The Penja Pepper production zone has so far increased from Penja village to include neigbouring villages like Loum, Manjo, Mbanga, Njombé-Penja and Tombel subdivisions in the Moungo and Kupe Muanenguba Divisions.

The Penja Pepper grown in the rich volcanic soils in the area experts say is resistant to extreme weather, both prolonged rains and droughts maintaining its unadulterated, special white and black  colour and attractive flavor at all season.

The region’s natural micro-climate and location at the flanks of Mt. Kupemuanenguba according to agriculture experts protect the product from pest attack and provides for the pepper’s(spice) unique taste, attracting increasing demand in the national, regional and international markets. Thus the need and battle to protect the product against imitation.

.“The rich volcanic soil of Mt. Kupemuanenguba has given the pepper a soft and refined flavour and aroma that will appeal to anyone that loves good cuisine,” says Bernard Njonga, executive officer of ACDIC(Association Citoyenne de Défense des Intérêts Collectifs) an NGO that defends the rights of farmers in Cameroon

According to Emmanuel Nzenowo, executive secretary of the association, thanks to the successful certification, production reached 300 t in 2015 and 350 t in 2016 in response to growing demand from  high class restaurants around the world. Prior to this, production was less than 150 t.

Approximately 60% of the product is consumed locally and in neighbouring countries, and 40% is exported to European markets according to Cameroon’s ministry of trade. The Penja Pepper is one of the only three African commodities, which also includes Oku honey from Cameroon and ZiamaMacenta coffee from Guinea, to be given such a label, prohibiting the product’s name from being used by producers outside of its original region.

With the label, Emmanuel Nzenowo says, adherence to strict guidelines by the farmers is ensured to maintain highest standards.

“Guideline rules include ensuring farmers are situated within mapped out perimeters by the association, accepting the norms and code of conduct set out by the association, protecting the crop against extreme climate and regular inspection by a team of PPFA members,” he explaine. “This has contributed to the continuous improved quality of the product,” he says.  

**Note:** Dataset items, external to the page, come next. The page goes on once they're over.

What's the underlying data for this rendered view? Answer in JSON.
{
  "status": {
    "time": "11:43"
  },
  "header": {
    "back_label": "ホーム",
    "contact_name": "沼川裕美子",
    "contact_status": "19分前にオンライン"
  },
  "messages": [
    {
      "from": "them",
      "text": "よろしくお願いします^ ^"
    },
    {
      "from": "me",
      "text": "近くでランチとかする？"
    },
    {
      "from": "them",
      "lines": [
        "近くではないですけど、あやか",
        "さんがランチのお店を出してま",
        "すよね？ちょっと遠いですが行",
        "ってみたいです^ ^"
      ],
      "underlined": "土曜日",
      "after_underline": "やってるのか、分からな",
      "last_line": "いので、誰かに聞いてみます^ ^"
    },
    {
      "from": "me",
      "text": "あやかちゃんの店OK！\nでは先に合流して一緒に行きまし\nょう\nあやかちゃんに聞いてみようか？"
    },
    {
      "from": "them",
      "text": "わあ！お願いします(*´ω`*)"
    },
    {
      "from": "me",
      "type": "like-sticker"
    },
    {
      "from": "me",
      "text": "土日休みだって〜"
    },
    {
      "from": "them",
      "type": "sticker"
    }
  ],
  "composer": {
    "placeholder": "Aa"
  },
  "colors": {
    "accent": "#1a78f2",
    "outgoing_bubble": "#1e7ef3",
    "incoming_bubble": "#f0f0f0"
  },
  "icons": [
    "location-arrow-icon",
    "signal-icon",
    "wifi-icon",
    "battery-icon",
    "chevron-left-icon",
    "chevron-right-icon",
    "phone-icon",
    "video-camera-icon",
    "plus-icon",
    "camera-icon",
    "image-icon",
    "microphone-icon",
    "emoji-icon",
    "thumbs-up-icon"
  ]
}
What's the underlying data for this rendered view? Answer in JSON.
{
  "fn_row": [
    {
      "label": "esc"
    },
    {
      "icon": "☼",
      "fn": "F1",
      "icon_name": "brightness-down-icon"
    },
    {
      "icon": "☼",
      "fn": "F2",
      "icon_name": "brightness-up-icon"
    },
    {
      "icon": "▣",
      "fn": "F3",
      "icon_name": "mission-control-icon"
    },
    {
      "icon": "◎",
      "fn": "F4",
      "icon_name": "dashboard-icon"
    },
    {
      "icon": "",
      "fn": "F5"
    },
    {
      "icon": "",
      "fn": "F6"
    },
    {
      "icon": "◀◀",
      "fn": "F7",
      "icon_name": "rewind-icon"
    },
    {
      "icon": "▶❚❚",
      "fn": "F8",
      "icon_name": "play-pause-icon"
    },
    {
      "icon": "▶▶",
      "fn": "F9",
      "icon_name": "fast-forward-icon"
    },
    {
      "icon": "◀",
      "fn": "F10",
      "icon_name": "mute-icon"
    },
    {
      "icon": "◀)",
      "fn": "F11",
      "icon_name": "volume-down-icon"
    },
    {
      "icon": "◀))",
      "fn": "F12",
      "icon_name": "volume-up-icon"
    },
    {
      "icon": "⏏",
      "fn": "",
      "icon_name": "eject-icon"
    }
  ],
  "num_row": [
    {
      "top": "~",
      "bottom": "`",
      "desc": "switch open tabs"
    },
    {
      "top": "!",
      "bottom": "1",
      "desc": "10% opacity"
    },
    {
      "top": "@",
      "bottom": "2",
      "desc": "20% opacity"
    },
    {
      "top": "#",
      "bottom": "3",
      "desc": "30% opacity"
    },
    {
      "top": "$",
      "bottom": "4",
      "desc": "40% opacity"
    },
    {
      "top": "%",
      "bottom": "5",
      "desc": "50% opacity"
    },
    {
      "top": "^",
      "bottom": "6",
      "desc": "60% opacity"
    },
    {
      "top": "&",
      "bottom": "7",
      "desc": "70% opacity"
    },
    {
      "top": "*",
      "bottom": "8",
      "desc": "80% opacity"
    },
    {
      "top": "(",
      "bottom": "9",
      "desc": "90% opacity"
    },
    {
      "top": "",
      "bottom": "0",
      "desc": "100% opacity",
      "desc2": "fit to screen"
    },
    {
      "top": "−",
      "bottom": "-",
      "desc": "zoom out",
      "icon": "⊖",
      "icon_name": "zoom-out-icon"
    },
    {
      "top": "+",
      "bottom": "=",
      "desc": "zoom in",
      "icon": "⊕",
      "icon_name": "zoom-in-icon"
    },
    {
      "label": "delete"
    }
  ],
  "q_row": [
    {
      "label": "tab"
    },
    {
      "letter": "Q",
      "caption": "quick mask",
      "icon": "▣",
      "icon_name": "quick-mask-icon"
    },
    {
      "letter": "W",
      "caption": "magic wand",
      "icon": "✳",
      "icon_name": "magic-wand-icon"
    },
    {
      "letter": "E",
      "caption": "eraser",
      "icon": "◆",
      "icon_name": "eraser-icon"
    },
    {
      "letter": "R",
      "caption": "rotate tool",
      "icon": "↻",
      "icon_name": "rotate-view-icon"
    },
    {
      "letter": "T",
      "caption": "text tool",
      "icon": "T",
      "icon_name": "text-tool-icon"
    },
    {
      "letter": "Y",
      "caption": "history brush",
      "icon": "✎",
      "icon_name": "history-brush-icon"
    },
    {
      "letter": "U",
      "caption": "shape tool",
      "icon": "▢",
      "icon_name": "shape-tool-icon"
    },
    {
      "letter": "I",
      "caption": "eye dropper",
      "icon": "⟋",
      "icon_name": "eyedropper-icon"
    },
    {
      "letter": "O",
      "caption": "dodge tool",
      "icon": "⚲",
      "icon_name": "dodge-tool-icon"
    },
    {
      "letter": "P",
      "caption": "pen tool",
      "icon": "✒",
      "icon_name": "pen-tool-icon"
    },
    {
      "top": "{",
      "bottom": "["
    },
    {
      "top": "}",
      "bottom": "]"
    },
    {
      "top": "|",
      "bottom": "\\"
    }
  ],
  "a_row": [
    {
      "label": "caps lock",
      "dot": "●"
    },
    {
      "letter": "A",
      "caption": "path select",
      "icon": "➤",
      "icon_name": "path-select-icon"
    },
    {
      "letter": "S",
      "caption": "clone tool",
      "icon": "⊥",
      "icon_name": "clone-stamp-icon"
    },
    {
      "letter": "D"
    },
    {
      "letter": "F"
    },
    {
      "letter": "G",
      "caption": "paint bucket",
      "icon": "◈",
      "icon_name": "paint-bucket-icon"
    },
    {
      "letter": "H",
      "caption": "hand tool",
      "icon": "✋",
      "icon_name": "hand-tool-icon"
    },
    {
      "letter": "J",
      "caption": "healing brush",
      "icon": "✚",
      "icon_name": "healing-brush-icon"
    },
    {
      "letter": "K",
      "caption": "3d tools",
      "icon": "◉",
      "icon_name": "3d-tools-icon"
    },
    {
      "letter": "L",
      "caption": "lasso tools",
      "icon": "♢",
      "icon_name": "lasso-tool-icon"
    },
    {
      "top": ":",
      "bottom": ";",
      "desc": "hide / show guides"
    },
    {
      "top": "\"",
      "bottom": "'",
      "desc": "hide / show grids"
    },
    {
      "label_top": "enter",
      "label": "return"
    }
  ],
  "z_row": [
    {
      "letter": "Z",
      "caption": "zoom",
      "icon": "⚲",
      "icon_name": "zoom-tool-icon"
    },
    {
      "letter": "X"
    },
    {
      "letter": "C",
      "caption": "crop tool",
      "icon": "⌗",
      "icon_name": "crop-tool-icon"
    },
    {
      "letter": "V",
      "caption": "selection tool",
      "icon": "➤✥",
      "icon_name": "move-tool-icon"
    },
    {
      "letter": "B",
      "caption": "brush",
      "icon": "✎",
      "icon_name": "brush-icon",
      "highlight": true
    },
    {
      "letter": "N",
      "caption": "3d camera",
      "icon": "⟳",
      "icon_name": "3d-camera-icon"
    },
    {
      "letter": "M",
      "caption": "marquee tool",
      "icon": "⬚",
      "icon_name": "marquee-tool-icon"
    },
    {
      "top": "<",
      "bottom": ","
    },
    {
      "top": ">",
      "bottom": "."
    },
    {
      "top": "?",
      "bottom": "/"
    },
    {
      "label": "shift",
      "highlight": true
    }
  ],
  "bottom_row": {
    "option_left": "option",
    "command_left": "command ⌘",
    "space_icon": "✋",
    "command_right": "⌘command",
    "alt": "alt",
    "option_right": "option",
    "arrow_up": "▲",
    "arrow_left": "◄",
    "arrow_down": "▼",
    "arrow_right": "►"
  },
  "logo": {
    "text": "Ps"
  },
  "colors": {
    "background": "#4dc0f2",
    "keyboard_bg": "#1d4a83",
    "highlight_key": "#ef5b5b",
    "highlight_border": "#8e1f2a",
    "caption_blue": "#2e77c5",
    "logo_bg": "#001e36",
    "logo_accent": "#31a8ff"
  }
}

Statistics from the ministry of the economy, planning and regional economy shows that the product with added value is today highly consumed in France, Switzerland, Germany and many other countries in Europe, not forgetting the 16 member states of OAPI including Congo, Côte d’Ivoire, Equatorial Guinea, Gabon and Senegal.   

In a desperate move to encourage farmers stay on in coffee and cocoa production, the government has decided to half its levy on cocoa exports to boost revenues for farmers and exporters.

The government reduced the cocoa export charge rate by 50 percent, from 150 CFA francs ($0.27) to 75 CFA francs per kilogram, as from August 1 2017,the Minister of trade Luc Magloire Mbarga Atangana announced.

“This decision is a change in government policy to encourage farmers and avoid a drastic decline in cocoa and coffee production,” the minister said.